Shotgun metaproteomics

Approximately 10 g of soil were collected from the 192 hours control and 15N-NH4+ amended microcosms and stored at − 80 °C. Frozen soil (5 g) was used for protein extractions. A detailed procedure is available in the Supplementary Material.

NanoLC-MS/MS analysis

Peptides (75 ug) were loaded onto in-house prepared biphasic resin packed column [SCX (Luna, Phenomenex, Torrance, CA) and C18 (Aqua, Phenomenex, Torrance, CA)] as described earlier49,50 and subjected to an offline wash for 15 min as previously described51. The sample column was aligned with an in-house C18 packed nanospray tip (New Objective, Woburn, MA) connected to a Proxeon (Odense, Denmark) nanospray source as previously detailed51. Peptides were eluted and subjected to chromatographic separation and measurements via 24-hr Multi-Dimensional Protein Identification Technology (MuDPIT) approach as described earlier49,50,51. Measurements were carried out using LTQ mass spectrometer (Thermo Fisher Scientific, Germany) coupled to the Ultimate 3000 HPLC system (Dionex, USA) and operated in data dependent mode, via Thermo Xcalibur software V2.1.0 as described earlier49.

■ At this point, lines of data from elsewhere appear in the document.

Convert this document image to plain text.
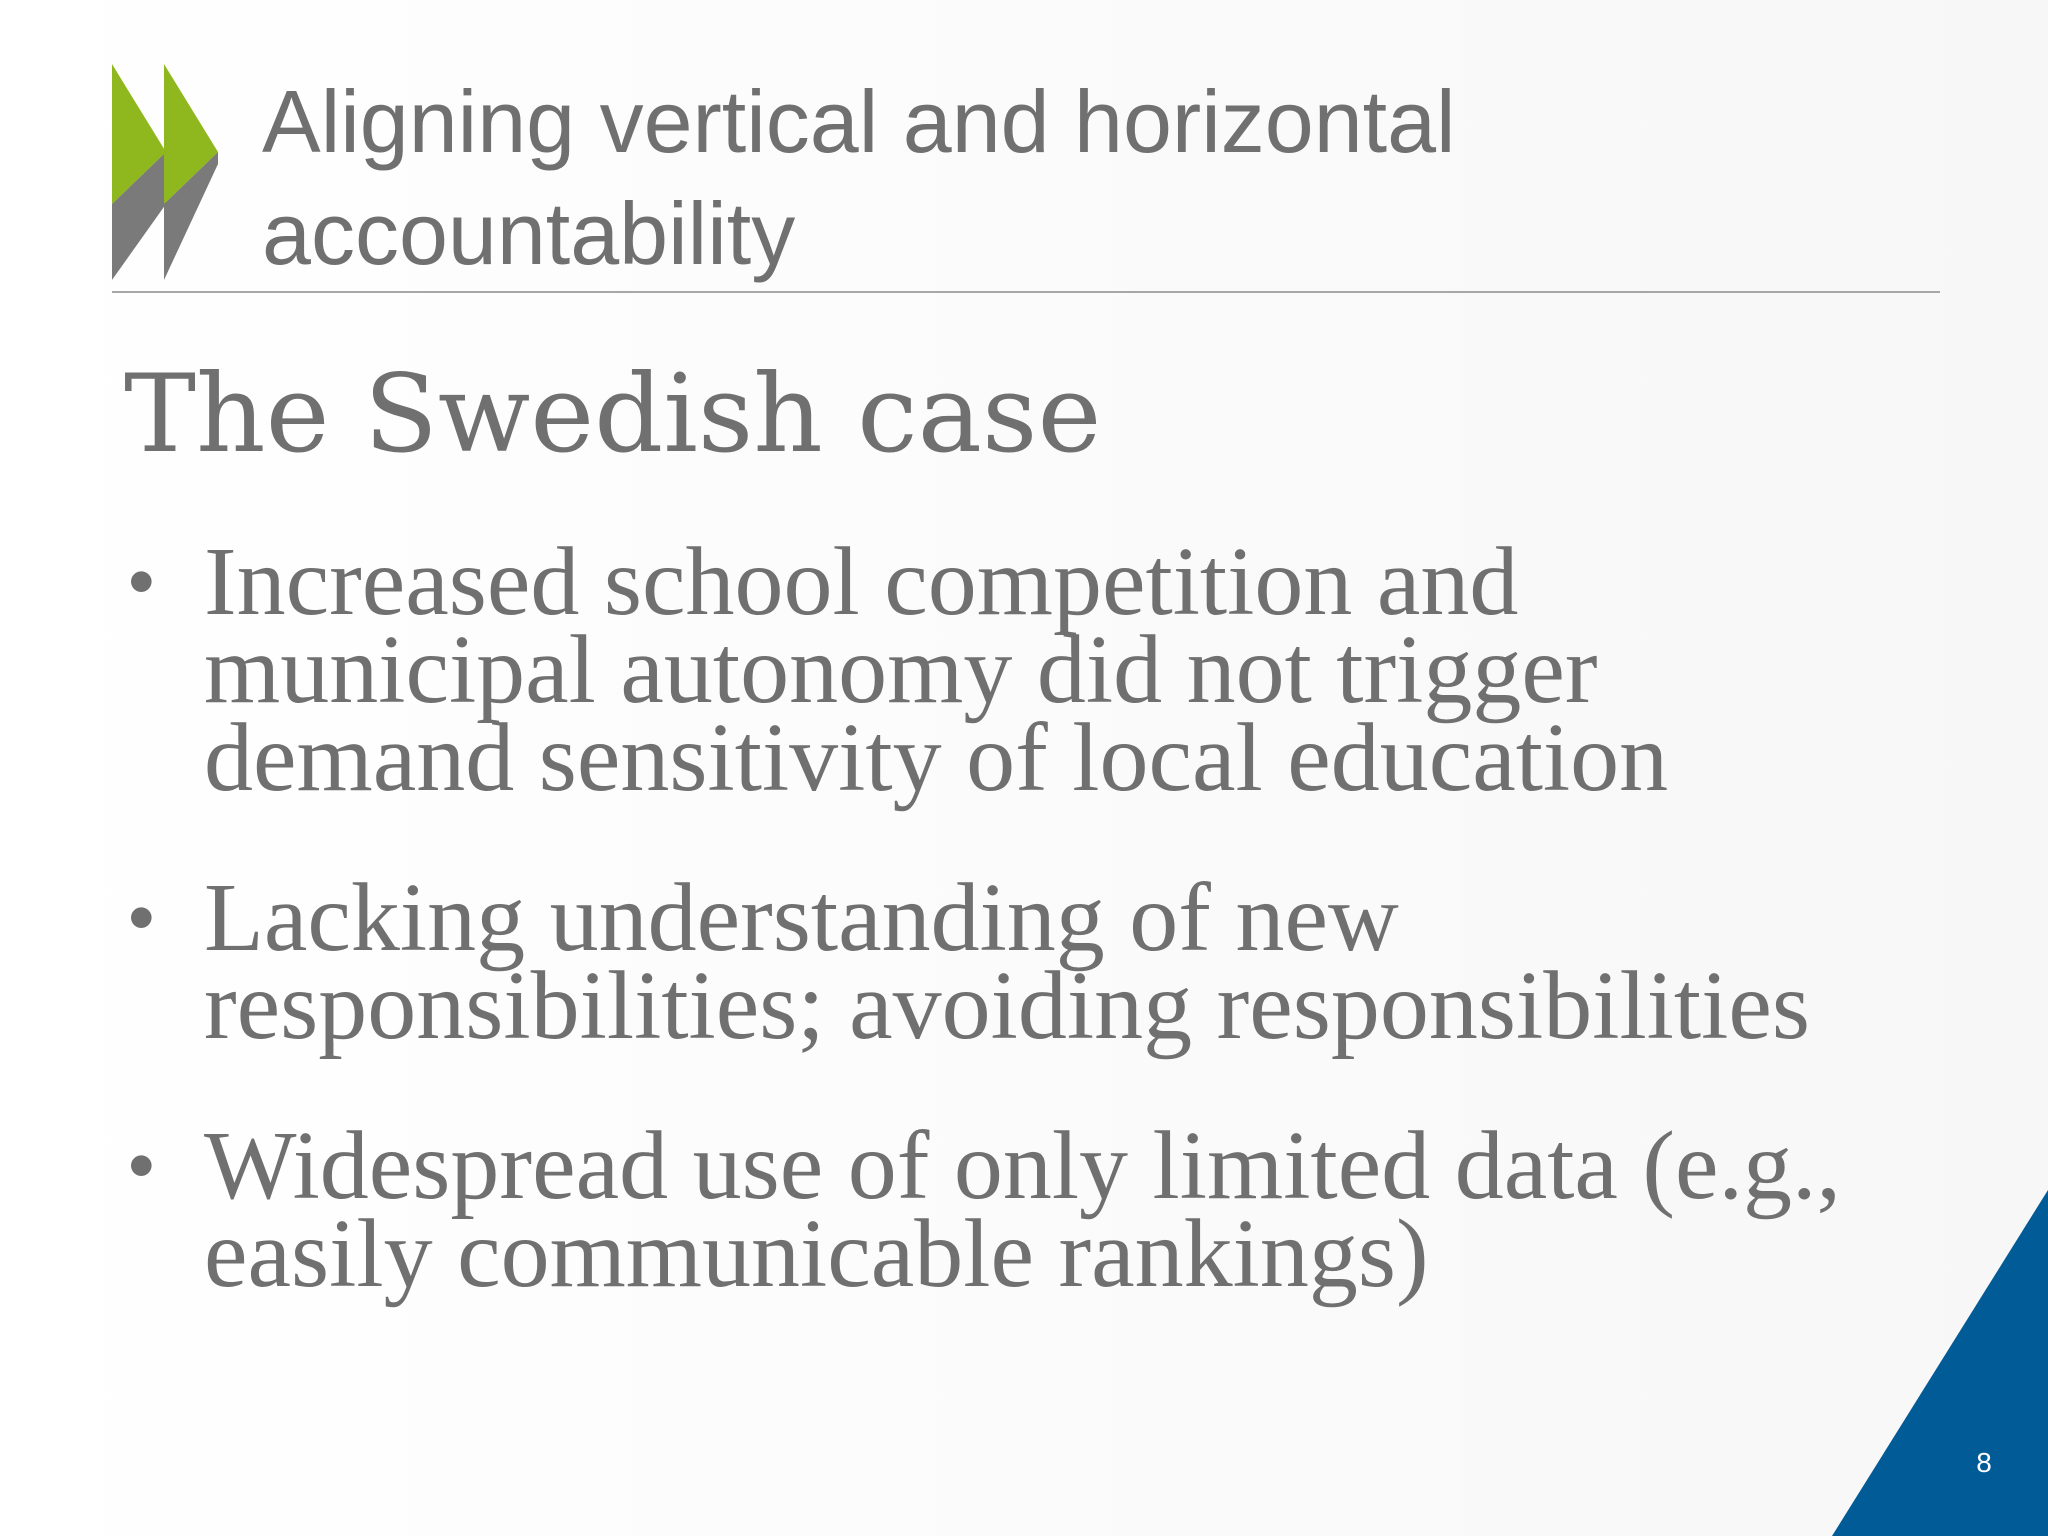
Aligning vertical and horizontal accountability
The Swedish case
• Increased school competition and
municipal autonomy did not trigger
demand sensitivity of local education
• Lacking understanding of new
responsibilities; avoiding responsibilities
• Widespread use of only limited data (e.g.,
easily communicable rankings)
8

For protein identification, the raw spectra from each run were searched against a custom database and was constructed using protein sequences predicted from metagenome assemblies obtained from the same soil and 20–30 cm depth14, metagenome assemblies from incubations (Table S2), and reference proteomes for 47 common soil organisms (Table S6). Detected proteins predicted from metagenomic assemblies were annotated using BLASTp52 and UniProt database as reference53 (downloaded in May of 2017). Additional details are available in the Supplementary Material.